RJ em Foco
Saída de alunos do Colégio Tamandaré é marcada por medo após caso das agulhas
Polícia Civil, Vigilância Sanitária e equipes da Secretaria municipal de Saúde estiveram na unidade nesta segunda-feira; pais dizem que até professores se deixaram perfurar durante a feira de ciências
A volta às aulas no Colégio Tamandaré, no Recreio dos Bandeirantes, Zona Sudoeste do Rio, foi marcada por medo e incerteza nesta segunda-feira, dois dias após o caso em que um estudante utilizou a mesma lanceta — dispositivo médico com uma agulha ou lâmina ultrafina, usado para fazer uma perfuração superficial na pele — para coletar sangue de colegas durante uma feira de ciências.
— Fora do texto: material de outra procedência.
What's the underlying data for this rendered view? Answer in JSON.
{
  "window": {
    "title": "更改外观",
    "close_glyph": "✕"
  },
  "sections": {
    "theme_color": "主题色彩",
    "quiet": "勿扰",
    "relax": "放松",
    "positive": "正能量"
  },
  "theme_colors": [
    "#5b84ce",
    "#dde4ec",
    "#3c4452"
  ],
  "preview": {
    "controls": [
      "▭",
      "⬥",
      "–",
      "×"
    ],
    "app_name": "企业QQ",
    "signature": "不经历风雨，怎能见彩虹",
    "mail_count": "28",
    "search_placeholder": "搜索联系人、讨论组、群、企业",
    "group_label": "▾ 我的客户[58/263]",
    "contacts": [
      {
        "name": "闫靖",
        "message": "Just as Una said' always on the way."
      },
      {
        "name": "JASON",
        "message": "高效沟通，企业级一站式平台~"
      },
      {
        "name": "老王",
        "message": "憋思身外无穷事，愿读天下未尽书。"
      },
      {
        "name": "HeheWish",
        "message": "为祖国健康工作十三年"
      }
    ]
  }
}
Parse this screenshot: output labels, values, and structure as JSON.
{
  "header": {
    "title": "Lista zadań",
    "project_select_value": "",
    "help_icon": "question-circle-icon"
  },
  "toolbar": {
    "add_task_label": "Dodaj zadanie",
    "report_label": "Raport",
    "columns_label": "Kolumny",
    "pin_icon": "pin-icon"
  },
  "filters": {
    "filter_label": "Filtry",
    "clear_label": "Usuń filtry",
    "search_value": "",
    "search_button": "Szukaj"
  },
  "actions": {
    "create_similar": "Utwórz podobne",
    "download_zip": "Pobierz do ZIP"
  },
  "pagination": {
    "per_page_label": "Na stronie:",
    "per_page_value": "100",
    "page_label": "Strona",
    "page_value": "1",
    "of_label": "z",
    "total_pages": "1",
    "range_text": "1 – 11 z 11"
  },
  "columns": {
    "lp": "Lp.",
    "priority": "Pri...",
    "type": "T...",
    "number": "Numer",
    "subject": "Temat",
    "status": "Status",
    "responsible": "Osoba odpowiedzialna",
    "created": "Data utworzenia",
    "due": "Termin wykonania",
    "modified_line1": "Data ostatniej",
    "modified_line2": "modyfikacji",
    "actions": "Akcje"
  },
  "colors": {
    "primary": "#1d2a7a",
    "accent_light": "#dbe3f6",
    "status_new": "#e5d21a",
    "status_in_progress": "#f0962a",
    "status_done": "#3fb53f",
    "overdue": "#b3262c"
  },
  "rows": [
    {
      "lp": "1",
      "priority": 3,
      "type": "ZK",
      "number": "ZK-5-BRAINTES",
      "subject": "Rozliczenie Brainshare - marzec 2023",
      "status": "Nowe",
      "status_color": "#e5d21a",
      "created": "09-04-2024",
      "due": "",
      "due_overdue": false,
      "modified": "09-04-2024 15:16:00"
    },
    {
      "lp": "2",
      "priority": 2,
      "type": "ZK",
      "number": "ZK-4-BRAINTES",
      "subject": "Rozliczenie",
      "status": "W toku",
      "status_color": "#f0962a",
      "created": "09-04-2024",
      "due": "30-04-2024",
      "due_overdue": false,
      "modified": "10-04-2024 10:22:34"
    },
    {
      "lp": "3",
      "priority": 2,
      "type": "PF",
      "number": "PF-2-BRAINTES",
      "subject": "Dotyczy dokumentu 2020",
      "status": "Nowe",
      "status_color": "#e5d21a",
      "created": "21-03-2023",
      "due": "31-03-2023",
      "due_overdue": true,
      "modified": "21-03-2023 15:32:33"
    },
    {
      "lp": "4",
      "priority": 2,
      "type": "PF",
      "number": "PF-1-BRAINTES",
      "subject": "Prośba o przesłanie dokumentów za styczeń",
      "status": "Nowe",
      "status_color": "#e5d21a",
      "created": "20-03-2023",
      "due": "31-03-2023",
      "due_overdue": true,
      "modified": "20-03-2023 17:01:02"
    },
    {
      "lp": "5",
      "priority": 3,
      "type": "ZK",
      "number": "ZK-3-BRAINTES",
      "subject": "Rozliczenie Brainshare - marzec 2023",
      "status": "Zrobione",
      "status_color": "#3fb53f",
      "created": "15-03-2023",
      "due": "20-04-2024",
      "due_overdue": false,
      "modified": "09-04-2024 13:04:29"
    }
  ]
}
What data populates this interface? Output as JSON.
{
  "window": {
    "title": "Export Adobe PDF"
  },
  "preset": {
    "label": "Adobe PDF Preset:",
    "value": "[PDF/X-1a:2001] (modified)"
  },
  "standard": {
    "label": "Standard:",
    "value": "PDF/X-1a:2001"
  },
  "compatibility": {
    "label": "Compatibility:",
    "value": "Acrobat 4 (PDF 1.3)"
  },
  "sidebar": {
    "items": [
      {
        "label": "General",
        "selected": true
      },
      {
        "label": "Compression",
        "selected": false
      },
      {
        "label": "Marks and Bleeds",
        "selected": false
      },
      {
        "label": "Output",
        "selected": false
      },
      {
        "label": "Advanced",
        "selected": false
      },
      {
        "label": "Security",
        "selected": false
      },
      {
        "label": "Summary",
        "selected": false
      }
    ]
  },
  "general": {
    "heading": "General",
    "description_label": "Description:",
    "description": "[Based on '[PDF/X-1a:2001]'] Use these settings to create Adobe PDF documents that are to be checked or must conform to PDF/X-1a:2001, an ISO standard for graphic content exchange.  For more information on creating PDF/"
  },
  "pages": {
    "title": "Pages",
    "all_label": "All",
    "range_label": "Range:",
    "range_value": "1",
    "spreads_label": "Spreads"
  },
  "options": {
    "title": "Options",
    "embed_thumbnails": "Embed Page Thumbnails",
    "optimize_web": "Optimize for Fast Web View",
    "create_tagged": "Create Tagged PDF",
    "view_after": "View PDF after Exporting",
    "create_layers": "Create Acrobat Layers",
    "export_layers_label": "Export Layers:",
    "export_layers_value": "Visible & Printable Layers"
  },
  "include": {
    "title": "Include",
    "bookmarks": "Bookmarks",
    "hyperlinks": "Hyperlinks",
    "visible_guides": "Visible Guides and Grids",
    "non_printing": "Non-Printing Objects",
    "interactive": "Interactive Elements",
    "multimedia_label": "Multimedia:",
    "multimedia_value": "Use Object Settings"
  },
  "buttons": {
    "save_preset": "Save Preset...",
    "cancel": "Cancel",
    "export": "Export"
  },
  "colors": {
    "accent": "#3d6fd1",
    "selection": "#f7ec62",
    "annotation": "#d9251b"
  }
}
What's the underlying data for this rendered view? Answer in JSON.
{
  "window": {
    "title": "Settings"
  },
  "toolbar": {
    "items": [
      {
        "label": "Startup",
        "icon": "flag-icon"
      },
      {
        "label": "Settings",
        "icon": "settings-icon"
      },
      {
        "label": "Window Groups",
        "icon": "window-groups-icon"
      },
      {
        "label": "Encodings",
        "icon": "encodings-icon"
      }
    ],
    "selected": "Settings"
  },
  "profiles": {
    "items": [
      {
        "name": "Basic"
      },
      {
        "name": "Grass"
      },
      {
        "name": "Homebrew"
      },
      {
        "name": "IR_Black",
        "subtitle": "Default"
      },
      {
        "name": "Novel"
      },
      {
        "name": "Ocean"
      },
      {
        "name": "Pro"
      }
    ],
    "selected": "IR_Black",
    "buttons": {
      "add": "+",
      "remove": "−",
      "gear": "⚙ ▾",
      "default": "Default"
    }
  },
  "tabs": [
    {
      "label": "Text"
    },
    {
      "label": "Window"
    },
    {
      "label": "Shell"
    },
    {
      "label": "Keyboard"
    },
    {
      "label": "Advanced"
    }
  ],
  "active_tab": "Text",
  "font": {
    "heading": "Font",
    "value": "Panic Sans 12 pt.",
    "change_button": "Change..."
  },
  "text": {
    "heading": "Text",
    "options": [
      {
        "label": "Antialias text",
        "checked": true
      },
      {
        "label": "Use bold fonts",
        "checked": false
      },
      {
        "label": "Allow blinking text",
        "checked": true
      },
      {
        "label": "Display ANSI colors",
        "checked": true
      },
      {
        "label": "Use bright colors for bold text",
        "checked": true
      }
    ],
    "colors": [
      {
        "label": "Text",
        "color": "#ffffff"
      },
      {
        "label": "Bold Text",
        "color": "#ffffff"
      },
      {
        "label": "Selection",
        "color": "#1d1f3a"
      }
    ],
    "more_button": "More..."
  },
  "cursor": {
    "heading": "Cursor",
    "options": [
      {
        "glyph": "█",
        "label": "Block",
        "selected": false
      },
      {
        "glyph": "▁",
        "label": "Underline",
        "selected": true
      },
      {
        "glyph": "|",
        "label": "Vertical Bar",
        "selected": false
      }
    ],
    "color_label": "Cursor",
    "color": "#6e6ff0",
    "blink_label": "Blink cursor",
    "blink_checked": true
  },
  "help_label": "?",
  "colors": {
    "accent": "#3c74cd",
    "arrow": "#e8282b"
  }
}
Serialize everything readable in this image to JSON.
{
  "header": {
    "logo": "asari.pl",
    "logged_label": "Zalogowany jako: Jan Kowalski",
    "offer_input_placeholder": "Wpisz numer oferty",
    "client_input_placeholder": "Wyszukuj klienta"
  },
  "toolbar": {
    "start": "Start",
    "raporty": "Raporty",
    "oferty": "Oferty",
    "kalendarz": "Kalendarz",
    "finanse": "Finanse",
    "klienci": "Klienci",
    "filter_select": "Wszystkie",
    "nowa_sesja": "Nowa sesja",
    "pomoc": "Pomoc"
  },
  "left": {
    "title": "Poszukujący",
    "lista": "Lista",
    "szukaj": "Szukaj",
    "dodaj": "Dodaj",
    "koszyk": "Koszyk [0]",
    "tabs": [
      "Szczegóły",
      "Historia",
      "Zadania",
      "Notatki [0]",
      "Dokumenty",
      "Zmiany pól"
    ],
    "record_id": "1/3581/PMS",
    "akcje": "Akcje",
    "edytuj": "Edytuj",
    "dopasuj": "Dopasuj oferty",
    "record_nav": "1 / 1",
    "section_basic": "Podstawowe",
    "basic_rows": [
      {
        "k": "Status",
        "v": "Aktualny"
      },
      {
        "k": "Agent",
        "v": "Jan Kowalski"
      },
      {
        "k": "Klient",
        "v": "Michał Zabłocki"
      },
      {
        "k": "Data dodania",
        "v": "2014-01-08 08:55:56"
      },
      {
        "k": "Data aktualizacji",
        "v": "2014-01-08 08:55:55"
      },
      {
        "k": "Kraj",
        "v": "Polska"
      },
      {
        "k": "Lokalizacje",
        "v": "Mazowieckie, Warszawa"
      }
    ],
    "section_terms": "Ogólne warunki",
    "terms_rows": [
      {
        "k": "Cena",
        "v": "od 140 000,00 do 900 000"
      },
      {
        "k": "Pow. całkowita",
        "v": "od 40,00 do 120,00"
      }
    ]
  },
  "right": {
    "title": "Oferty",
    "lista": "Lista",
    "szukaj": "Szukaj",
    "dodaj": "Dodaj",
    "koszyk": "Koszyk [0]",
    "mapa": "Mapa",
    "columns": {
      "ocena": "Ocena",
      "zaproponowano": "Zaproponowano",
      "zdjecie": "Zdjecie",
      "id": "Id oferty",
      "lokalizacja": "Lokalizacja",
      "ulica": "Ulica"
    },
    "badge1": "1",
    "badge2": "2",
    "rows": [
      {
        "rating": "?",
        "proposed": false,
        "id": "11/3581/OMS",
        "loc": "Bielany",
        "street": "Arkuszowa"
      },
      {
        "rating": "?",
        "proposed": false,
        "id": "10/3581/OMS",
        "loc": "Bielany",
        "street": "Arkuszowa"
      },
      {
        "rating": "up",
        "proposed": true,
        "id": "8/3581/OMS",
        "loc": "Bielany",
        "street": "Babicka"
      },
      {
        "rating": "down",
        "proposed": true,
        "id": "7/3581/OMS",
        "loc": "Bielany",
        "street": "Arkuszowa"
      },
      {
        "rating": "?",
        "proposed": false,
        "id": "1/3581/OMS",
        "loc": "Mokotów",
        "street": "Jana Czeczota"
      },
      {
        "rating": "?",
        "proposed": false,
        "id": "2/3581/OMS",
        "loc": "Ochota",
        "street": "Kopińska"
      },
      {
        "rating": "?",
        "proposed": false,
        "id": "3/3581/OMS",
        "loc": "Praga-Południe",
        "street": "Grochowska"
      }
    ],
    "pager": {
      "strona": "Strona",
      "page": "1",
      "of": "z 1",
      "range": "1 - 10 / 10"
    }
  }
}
Na saída da escola, por volta das 12h30, pais e alunos relataram a presença de agentes da Polícia Civil, da Vigilância Sanitária e de representantes da Secretaria municipal de Saúde dentro da unidade.
Entenda:
Segundo estudantes, as equipes passaram por salas de aula para conversar com algumas turmas e orientar os alunos sobre o episódio. Ainda assim, muitos deixaram a escola assustados e com dúvidas sobre os riscos da exposição ao sangue.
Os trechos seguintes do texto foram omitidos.